The 4-C products of fixation are passed to the bundle sheath,
where the fixed carbon is moved into the Calvin-Benson
pathway.
C3 and C4 leaf structures are different, as well. C4 plants have
what is called the Krantz anatomy. Chloroplasts are more
densely packed in a ring of mesophyll cells directly
surrounding the bundle sheath, which is frequently protected
by high lignin and silica content in the C4 anatomy. Mesophyll
cells are more loosely packed and chloroplasts more
uniformly distributed in C3 plants.
Many other differences follow from the difference in carbon
fixation and anatomy.
The absence of photorespiration in C4 plants (rubisco is
mostly all in cells buried deep in the leaf surrounding the
bundle sheath) means that net photosynthesis will continue to
increase with leaf temperature to much higher temperatures in
C4s.
The concentration of CO2 in the bundle sheath of C4s is far
higher than in C3s.
Because PEP carboxylase’s binding affinity for CO2 is high,
C4 plants have the ability to continue to fix carbon for a while
even when their stomates are closed.

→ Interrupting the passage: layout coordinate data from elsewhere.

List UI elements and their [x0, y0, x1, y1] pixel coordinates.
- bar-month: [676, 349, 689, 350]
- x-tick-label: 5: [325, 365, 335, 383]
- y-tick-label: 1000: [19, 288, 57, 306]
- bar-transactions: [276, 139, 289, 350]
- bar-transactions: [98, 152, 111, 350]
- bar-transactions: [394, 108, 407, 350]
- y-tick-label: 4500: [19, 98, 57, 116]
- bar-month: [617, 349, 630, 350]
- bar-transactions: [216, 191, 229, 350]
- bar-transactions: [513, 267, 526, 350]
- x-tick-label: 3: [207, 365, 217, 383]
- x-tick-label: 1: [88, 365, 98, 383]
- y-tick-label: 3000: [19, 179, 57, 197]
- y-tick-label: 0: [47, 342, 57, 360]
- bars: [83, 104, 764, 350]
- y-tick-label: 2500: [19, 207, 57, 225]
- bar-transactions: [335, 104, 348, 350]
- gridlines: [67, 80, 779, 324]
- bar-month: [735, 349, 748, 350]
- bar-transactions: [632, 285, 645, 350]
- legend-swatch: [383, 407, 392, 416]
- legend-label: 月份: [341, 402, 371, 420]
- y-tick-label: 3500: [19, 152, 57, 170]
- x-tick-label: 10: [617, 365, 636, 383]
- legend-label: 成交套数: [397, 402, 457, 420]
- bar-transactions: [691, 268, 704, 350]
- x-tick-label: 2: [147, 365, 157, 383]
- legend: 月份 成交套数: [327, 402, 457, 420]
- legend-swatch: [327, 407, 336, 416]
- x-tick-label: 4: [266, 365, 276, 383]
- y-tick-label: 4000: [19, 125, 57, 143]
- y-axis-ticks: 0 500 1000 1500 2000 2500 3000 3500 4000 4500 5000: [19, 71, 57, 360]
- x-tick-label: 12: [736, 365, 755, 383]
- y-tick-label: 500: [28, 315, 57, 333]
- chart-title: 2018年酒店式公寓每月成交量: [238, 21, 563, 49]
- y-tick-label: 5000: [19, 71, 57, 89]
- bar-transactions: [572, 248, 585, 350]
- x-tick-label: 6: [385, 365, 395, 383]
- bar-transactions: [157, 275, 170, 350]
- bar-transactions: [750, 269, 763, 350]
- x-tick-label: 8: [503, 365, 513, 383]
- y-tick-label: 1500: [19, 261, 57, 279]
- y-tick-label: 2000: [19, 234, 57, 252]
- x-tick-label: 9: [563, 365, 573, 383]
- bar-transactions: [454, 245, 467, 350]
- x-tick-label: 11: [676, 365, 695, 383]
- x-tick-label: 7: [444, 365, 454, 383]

That makes the water
use efficiency of C4s much higher than that for C3s.
That same affinity means that far less PEP carboxylase protein
is needed than the requirement for rubisco in C3s. That results
in a far greater nitrogen use efficiency, as well.
All these things, mostly resulting
from the limitations to using rubisco
to initially fix carbon, mean that C4
plants can continue to increase
photosynthesis as light intensity
increases to much higher light levels
than will saturate C3 plants.
What about CAM (Crassulacean Acid Metabolism) plants?
CAM uses the same pathways as C4, but with much different
localization and adaptations. CAM plants are mostly found in
hot environments and have thick, succulent leaves.
In CAM plants rubisco is distributed throughout the leaf
mesophyll, not just in the bundle sheath. Therefore, they can’t
afford to have their stomates open during the day. They fix
carbon at night with stomates open – it’s cooler and typically
more humid. They have to ‘store’ enough carbon overnight to
carry them through the day, when the light reactions occur.
Since stomates are then closed, the ‘release’ of carbon fixed by
PEP carboxylase overnight means that rubisco works in a high
CO2 – low O2 environment, minimizing any chance of
photorespiration.
So, the C4 system separates carbon fixation and rubisco
spatially (mesophyll versus bundle sheath), while CAM
separates PEP carboxylase and rubisco function temporally
(PEP carboxylase-driven carbon fixation at night versus
rubisco function with stomates closed during daylight).